Fabric IQ models the live operational state of the business through data, defining entities, relationships, and business rules grounded in real-time signals from Fabric Real-Time Intelligence. Microsoft said the ontologies, the layer that captures that operational context, are expected to reach GA in the coming months. Web IQ adds real-time global context from the web, so agents can see what is happening outside the company alongside internal data. Amir Netz, CTO of Microsoft Fabric, framed that ambition in film terms, saying the green screen of cascading code in "The Matrix" was not atmosphere, but the layer that built the world Agent Smith operated in. "Our job in the world of data is creating reality for agents based on data," Netz told VentureBeat.

That framing gets at the real issue for enterprise buyers. Retrieval can fetch facts, but it does not automatically give an agent the shared business context needed to act correctly inside an organization. Microsoft is betting that if agents are going to behave like useful workers, they need something closer to a common operating picture than a pile of documents and embeddings. Netz put it bluntly: "The agents are going to become highly informed virtual employees," and "That's where the world is heading."

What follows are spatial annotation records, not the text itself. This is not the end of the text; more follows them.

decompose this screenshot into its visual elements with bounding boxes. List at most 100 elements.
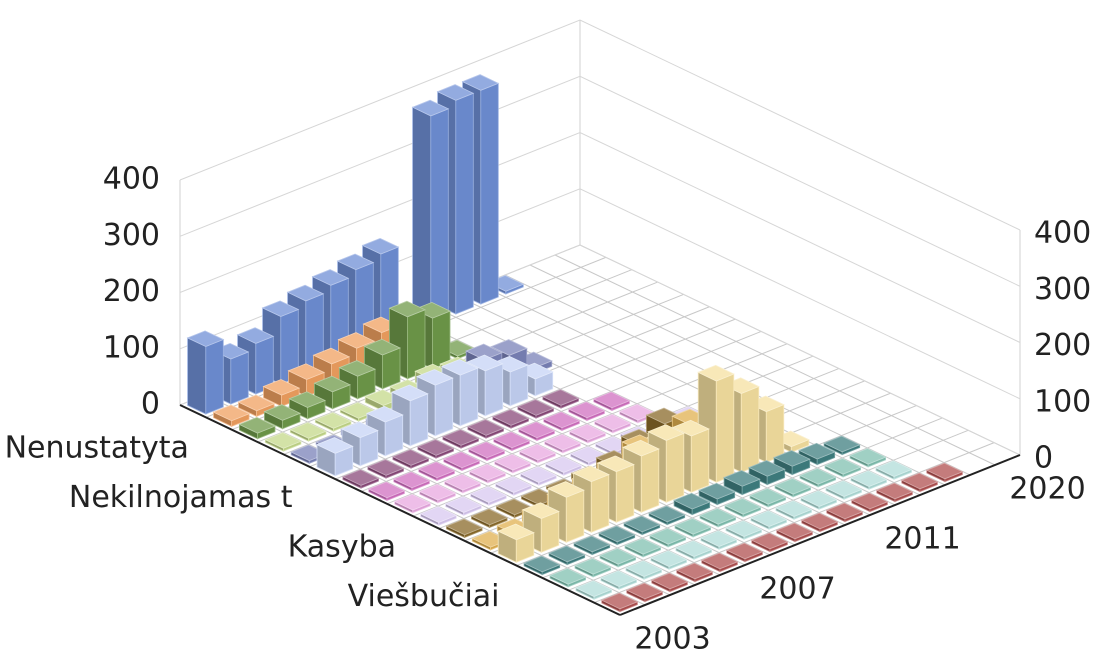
bar-front: [484, 363, 504, 417]
bar: [623, 515, 661, 536]
bar: [316, 437, 354, 477]
bar-front: [230, 351, 249, 405]
bar-top: [523, 555, 561, 573]
bar-top: [442, 451, 481, 469]
floor-grid: [329, 344, 771, 556]
bar: [599, 570, 638, 590]
bar-top: [494, 476, 533, 493]
bar-top: [287, 363, 326, 380]
bar-top: [650, 572, 689, 590]
floor-grid: [304, 354, 746, 566]
bar: [749, 510, 788, 530]
bar-top: [723, 470, 761, 487]
bar-top: [366, 459, 405, 476]
bar-top: [238, 416, 276, 434]
bar-top: [470, 508, 509, 526]
bar: [494, 476, 533, 496]
bar: [724, 520, 763, 540]
bar-top: [849, 448, 887, 465]
y2-tick-label: 200: [1034, 328, 1091, 363]
bar-top: [573, 535, 611, 553]
bar-front: [715, 373, 735, 483]
bar-top: [850, 492, 889, 510]
axis-line: [619, 454, 1021, 616]
bar-top: [311, 269, 350, 286]
bar: [824, 480, 863, 500]
bar: [469, 486, 508, 506]
bar: [497, 523, 535, 563]
bar-top: [363, 338, 401, 356]
bar-top: [417, 461, 456, 479]
bar-top: [773, 450, 811, 467]
bar: [523, 555, 561, 576]
bar-top: [415, 369, 454, 386]
bar-front: [432, 310, 451, 370]
bar-top: [547, 481, 585, 498]
bar-top: [341, 469, 380, 486]
bar: [673, 492, 711, 516]
bar-top: [186, 330, 225, 347]
bar-top: [824, 458, 862, 475]
bar: [391, 384, 429, 447]
bar: [800, 512, 839, 533]
bar-front: [615, 464, 635, 523]
grid-line: [179, 75, 1021, 287]
bar: [699, 530, 738, 550]
bar-top: [413, 301, 451, 319]
bar: [392, 471, 431, 492]
bar-top: [361, 237, 400, 255]
bar-top: [236, 327, 275, 344]
bar-top: [517, 421, 556, 439]
y2-tick-label: 100: [1034, 384, 1091, 419]
bar: [599, 548, 637, 568]
bar: [592, 391, 631, 412]
bar-top: [699, 530, 738, 547]
bar: [445, 518, 484, 539]
bar-front: [690, 428, 710, 493]
floor-grid: [204, 394, 646, 606]
x-tick-label: 2007: [759, 572, 835, 607]
y-tick-label: 0: [141, 387, 160, 422]
bar: [900, 472, 939, 493]
bar-top: [312, 347, 351, 365]
bar-top: [749, 510, 788, 527]
bar: [568, 423, 607, 444]
bar: [417, 461, 456, 482]
bar: [518, 443, 557, 464]
bar: [875, 482, 914, 503]
bar: [850, 492, 889, 513]
bar: [263, 404, 301, 430]
y2-tick-label: 0: [1034, 441, 1053, 476]
bar: [411, 99, 450, 325]
bar: [443, 473, 482, 494]
bar: [288, 391, 326, 420]
bar: [544, 456, 583, 476]
bar-front: [455, 92, 474, 315]
bar-top: [264, 432, 302, 449]
bar: [649, 528, 687, 548]
bar-top: [492, 431, 531, 449]
bar-top: [674, 540, 713, 557]
bar: [849, 470, 888, 490]
bar-top: [572, 465, 610, 483]
bar-top: [849, 470, 888, 487]
bar: [341, 469, 380, 489]
bar: [624, 538, 662, 558]
bar-top: [625, 582, 664, 600]
bar-front: [430, 108, 449, 325]
bar-top: [599, 570, 638, 587]
bar-top: [440, 359, 479, 376]
bar: [650, 572, 689, 593]
bar-top: [623, 515, 661, 533]
x-tick-label: 2003: [634, 622, 710, 657]
bar-top: [624, 538, 662, 555]
bar-side: [187, 337, 207, 415]
bar-top: [593, 413, 632, 431]
bar-top: [212, 404, 251, 422]
bar: [625, 582, 664, 603]
bar: [543, 433, 582, 454]
floor-grid: [529, 264, 971, 476]
bar: [466, 419, 505, 439]
bar-top: [649, 550, 688, 567]
bar-top: [774, 500, 813, 517]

Rayfin tackles the other half of the mess. As agentic coding tools spin up applications faster than anyone can govern them, each one risks becoming another silo outside the data layer entirely. Rayfin is a new open-source SDK and CLI that deploys agent-built applications directly to Fabric as a governed production backend, routing application data into the same platform instead of letting every app wander off and create its own isolated stack. In Microsoft’s setup, application data lands in Microsoft OneLake by default and feeds back into the Microsoft IQ context layer rather than accumulating outside it.

That positioning puts Rayfin up against the Postgres-compatible backends that agentic coding tools typically default to, specifically Supabase and Neon. The differentiator Microsoft is pushing is governance. Rayfin routes the application fleet through Fabric’s unified data and compliance layer, rather than allowing a separate backend sprawl to emerge around each agent-built app. Netz described the relationship as bidirectional: the agent building a Rayfin application draws from the organization’s ontology, and the data that application generates then enriches that ontology for the next agent. For enterprises, that is the promise of compounding context instead of compounding fragmentation.

Microsoft is not alone in chasing this prize. Snowflake announced its own context capabilities this week with semantic capabilities. Pinecone has its Nexus platform, which expands the vector database into a knowledge engine, and Redis has built its Iris context and memory platform. The common theme is clear enough to see from orbit: RAG and model availability are no longer the only bottlenecks. The harder problem is making AI systems aware of the enterprise they are operating in, and then keeping the applications they produce inside a governed perimeter.

That is why Robert Kramer, managing partner at KramerERP, said the enterprise AI challenge is no longer just about model availability. "The real question is whether Microsoft simplifies execution and strengthens trust or adds another layer to an already complex environment," he told VentureBeat. That is the needle Microsoft has to thread. If it works, CIOs and platform teams get a cleaner way to connect agents to business context and deploy agent-built apps without spawning more shadow infrastructure. If it does not, the platform risk is familiar: one more layer, one more abstraction, and one more place for enterprise complexity to hide.